Une oeuvre implacable mais ailée
L’artiste belge Sarah Kaliski a d’abord été traumatisée par la mort de son père à Auschwitz, mais les blessures intimes ne se sont pas arrêtées là. Pour autant, celle qui fut peintre avant de devenir une graphiste géniale n’a cessé de lutter même si elle se sentait perdue au milieu du monde ou de rien – ce qui était pour elle un peu la même chose.
Face à cet état des choses, elle a défendu son identité à travers des images récurrentes qui rappellent parfois Wolinski mais en plus tragique.

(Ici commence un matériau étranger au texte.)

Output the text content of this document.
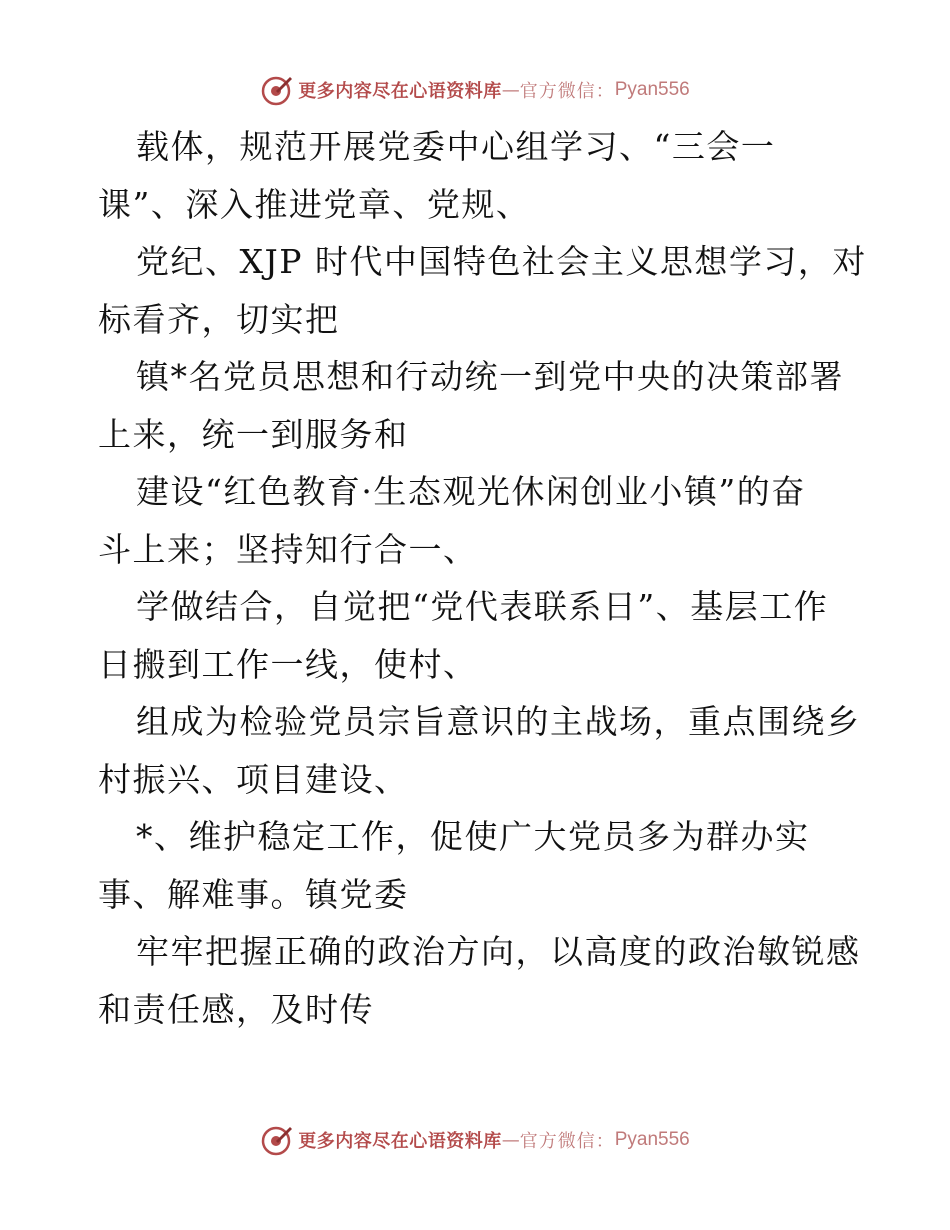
更多内容尽在心语资料库 — 官方微信： Pyan556
载体，规范开展党委中心组学习、“三会一
课”、深入推进党章、党规、
党纪、XJP 时代中国特色社会主义思想学习，对
标看齐，切实把
镇*名党员思想和行动统一到党中央的决策部署
上来，统一到服务和
建设“红色教育·生态观光休闲创业小镇”的奋
斗上来；坚持知行合一、
学做结合，自觉把“党代表联系日”、基层工作
日搬到工作一线，使村、
组成为检验党员宗旨意识的主战场，重点围绕乡
村振兴、项目建设、
*、维护稳定工作，促使广大党员多为群办实
事、解难事。镇党委
牢牢把握正确的政治方向，以高度的政治敏锐感
和责任感，及时传
更多内容尽在心语资料库 — 官方微信： Pyan556
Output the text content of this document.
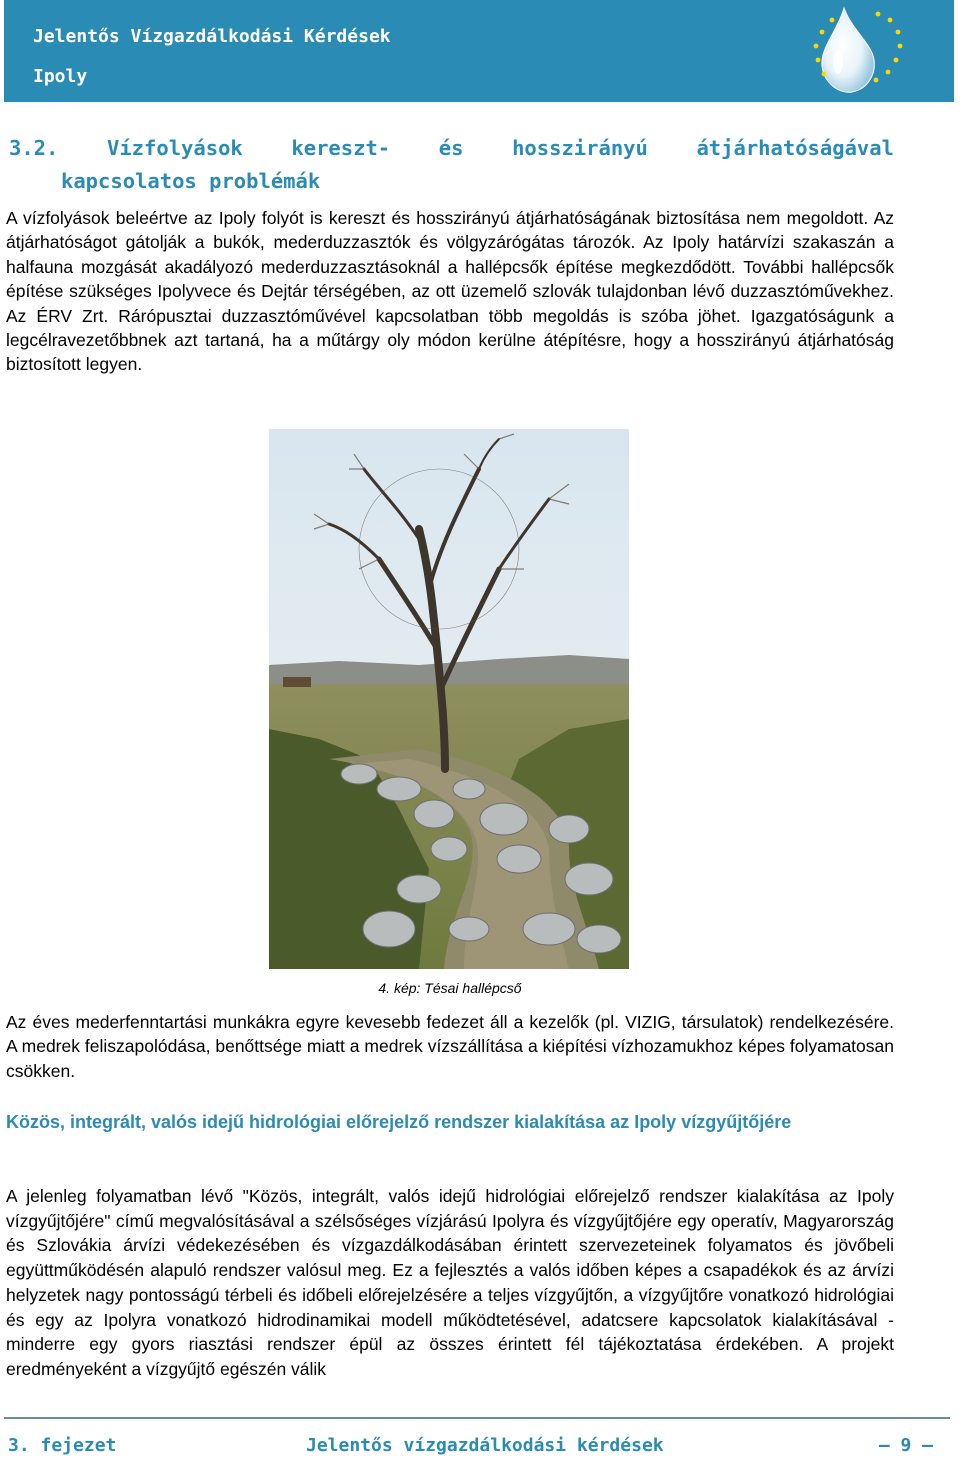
Jelentős Vízgazdálkodási Kérdések
Ipoly
3.2. Vízfolyások kereszt- és hosszirányú átjárhatóságával
kapcsolatos problémák
A vízfolyások beleértve az Ipoly folyót is kereszt és hosszirányú átjárhatóságának biztosítása nem megoldott. Az átjárhatóságot gátolják a bukók, mederduzzasztók és völgyzárógátas tározók. Az Ipoly határvízi szakaszán a halfauna mozgását akadályozó mederduzzasztásoknál a hallépcsők építése megkezdődött. További hallépcsők építése szükséges Ipolyvece és Dejtár térségében, az ott üzemelő szlovák tulajdonban lévő duzzasztóművekhez. Az ÉRV Zrt. Rárópusztai duzzasztóművével kapcsolatban több megoldás is szóba jöhet. Igazgatóságunk a legcélravezetőbbnek azt tartaná, ha a műtárgy oly módon kerülne átépítésre, hogy a hosszirányú átjárhatóság biztosított legyen.
4. kép: Tésai hallépcső
Az éves mederfenntartási munkákra egyre kevesebb fedezet áll a kezelők (pl. VIZIG, társulatok) rendelkezésére. A medrek feliszapolódása, benőttsége miatt a medrek vízszállítása a kiépítési vízhozamukhoz képes folyamatosan csökken.
Közös, integrált, valós idejű hidrológiai előrejelző rendszer kialakítása az Ipoly vízgyűjtőjére
A jelenleg folyamatban lévő "Közös, integrált, valós idejű hidrológiai előrejelző rendszer kialakítása az Ipoly vízgyűjtőjére" című megvalósításával a szélsőséges vízjárású Ipolyra és vízgyűjtőjére egy operatív, Magyarország és Szlovákia árvízi védekezésében és vízgazdálkodásában érintett szervezeteinek folyamatos és jövőbeli együttműködésén alapuló rendszer valósul meg. Ez a fejlesztés a valós időben képes a csapadékok és az árvízi helyzetek nagy pontosságú térbeli és időbeli előrejelzésére a teljes vízgyűjtőn, a vízgyűjtőre vonatkozó hidrológiai és egy az Ipolyra vonatkozó hidrodinamikai modell működtetésével, adatcsere kapcsolatok kialakításával - minderre egy gyors riasztási rendszer épül az összes érintett fél tájékoztatása érdekében. A projekt eredményeként a vízgyűjtő egészén válik
3. fejezet	Jelentős vízgazdálkodási kérdések	― 9 ―
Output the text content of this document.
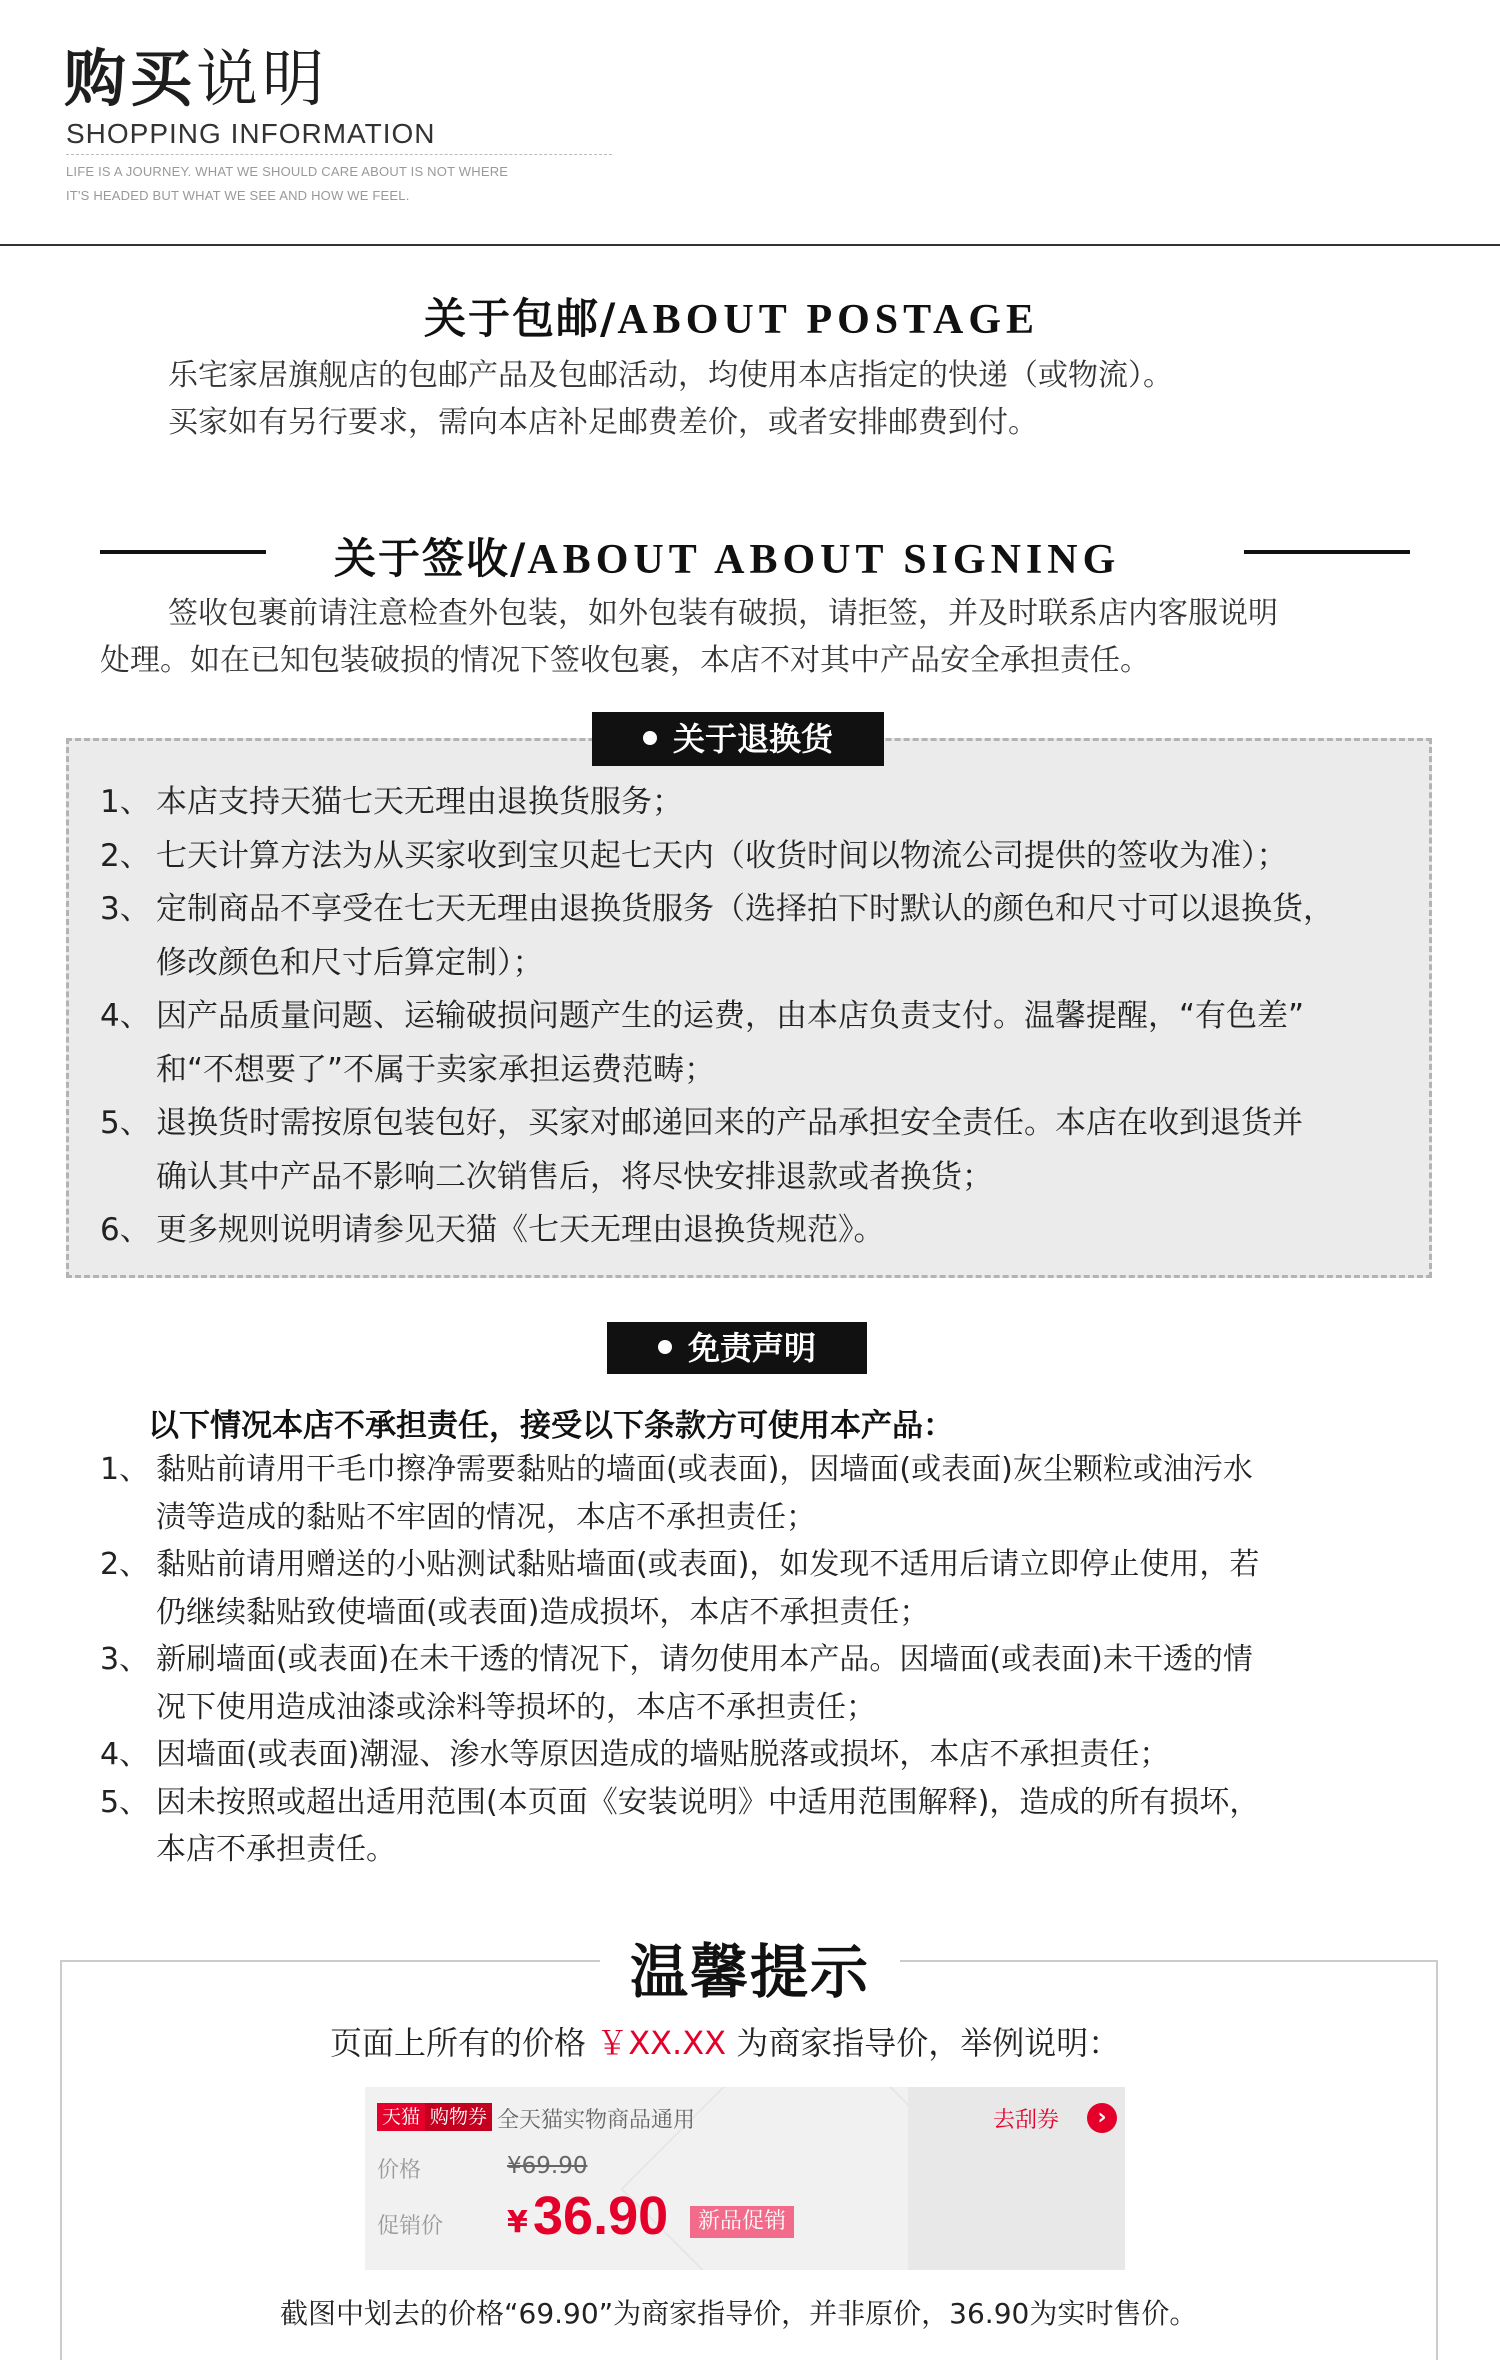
购买说明
SHOPPING INFORMATION
LIFE IS A JOURNEY. WHAT WE SHOULD CARE ABOUT IS NOT WHERE
IT'S HEADED BUT WHAT WE SEE AND HOW WE FEEL.
关于包邮/ABOUT POSTAGE
乐宅家居旗舰店的包邮产品及包邮活动，均使用本店指定的快递（或物流）。
买家如有另行要求，需向本店补足邮费差价，或者安排邮费到付。
关于签收/ABOUT ABOUT SIGNING
签收包裹前请注意检查外包装，如外包装有破损，请拒签，并及时联系店内客服说明
处理。如在已知包装破损的情况下签收包裹，本店不对其中产品安全承担责任。
关于退换货
1、 本店支持天猫七天无理由退换货服务；
2、 七天计算方法为从买家收到宝贝起七天内（收货时间以物流公司提供的签收为准）；
3、 定制商品不享受在七天无理由退换货服务（选择拍下时默认的颜色和尺寸可以退换货，
修改颜色和尺寸后算定制）；
4、 因产品质量问题、运输破损问题产生的运费，由本店负责支付。温馨提醒，“有色差”
和“不想要了”不属于卖家承担运费范畴；
5、 退换货时需按原包装包好，买家对邮递回来的产品承担安全责任。本店在收到退货并
确认其中产品不影响二次销售后，将尽快安排退款或者换货；
6、 更多规则说明请参见天猫《七天无理由退换货规范》。
免责声明
以下情况本店不承担责任，接受以下条款方可使用本产品：
1、 黏贴前请用干毛巾擦净需要黏贴的墙面(或表面)，因墙面(或表面)灰尘颗粒或油污水
渍等造成的黏贴不牢固的情况，本店不承担责任；
2、 黏贴前请用赠送的小贴测试黏贴墙面(或表面)，如发现不适用后请立即停止使用，若
仍继续黏贴致使墙面(或表面)造成损坏，本店不承担责任；
3、 新刷墙面(或表面)在未干透的情况下，请勿使用本产品。因墙面(或表面)未干透的情
况下使用造成油漆或涂料等损坏的，本店不承担责任；
4、 因墙面(或表面)潮湿、渗水等原因造成的墙贴脱落或损坏，本店不承担责任；
5、 因未按照或超出适用范围(本页面《安装说明》中适用范围解释)，造成的所有损坏，
本店不承担责任。
温馨提示
页面上所有的价格 ￥XX.XX 为商家指导价，举例说明：
天猫 购物券 全天猫实物商品通用	去刮券	›
价格	¥69.90
促销价 ¥ 36.90	新品促销
截图中划去的价格“69.90”为商家指导价，并非原价，36.90为实时售价。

Ses visions sont de fait plus proches quant à l’esprit d’une Kiki Smith ou d’une Louise Bourgeois dont elle partage les rêves et des désespoirs.
Le mâle est souvent un sombre héros réduit à un gribouillage tant il ne fait que proposer des existences moindres. Face à celui qui dépossède de tout comme face à la barbarie nazie, elle propose d’autres repères masculins plus efficients (son compatriote Michaux par exemple). Cette exposition montre et précise l’envergure d’une oeuvre implacable mais ailée.
La femme y défend les opprimés et sa liberté reconquise. Ce fut pour elle une manière de rentrer dans l’existence sans comprendre forcément tout ce que cela impliquait mais en y demeurant bel et bien engagée – mal – mais de plain-pied.
Ce travail capital reste le moyen de braver l’autorité. Face à elle, Sarah Kaliski ne voulait renoncer à rien même si elle souffrit de dépossession et voulut se retrouver. Existe là un perpétuel appel à la révolte et l’artiste posséda longtemps la volonté nécessaire de se battre contre l’absurde et l’horreur.
D’où le caractère « épouvantable » d’une œuvre que sauve néanmoins une sorte de « rire » mais qui, lui-même, n’est plus ce qu’on entend par là puisqu’il est intérieur et ne parvient jamais – ou rarement – jusqu’à l’éclat. Tout un monde vibre en induisant des changements d’échelle dans la perception du monde.
Le dessin échappe à une vision psychologisante pour atteindre la force d’une fable où les mythes sont retournés. Tout est porté à l’incandescence dans une révélation jaillissante de diverses dérives des maîtres et des « crucifixions » qu’ils induisent.
Dans l’oeuvre, ses dessins et leurs textes, le corps court dans ses feintes de délivrance, parfois à sa perdition.
jean-paul gavard-perret
Sarah Kaliski, Exposition, Loeve & Co, 15, rue des Beaux-Arts, 75006 Paris, du 7 au 21 novembre 2019.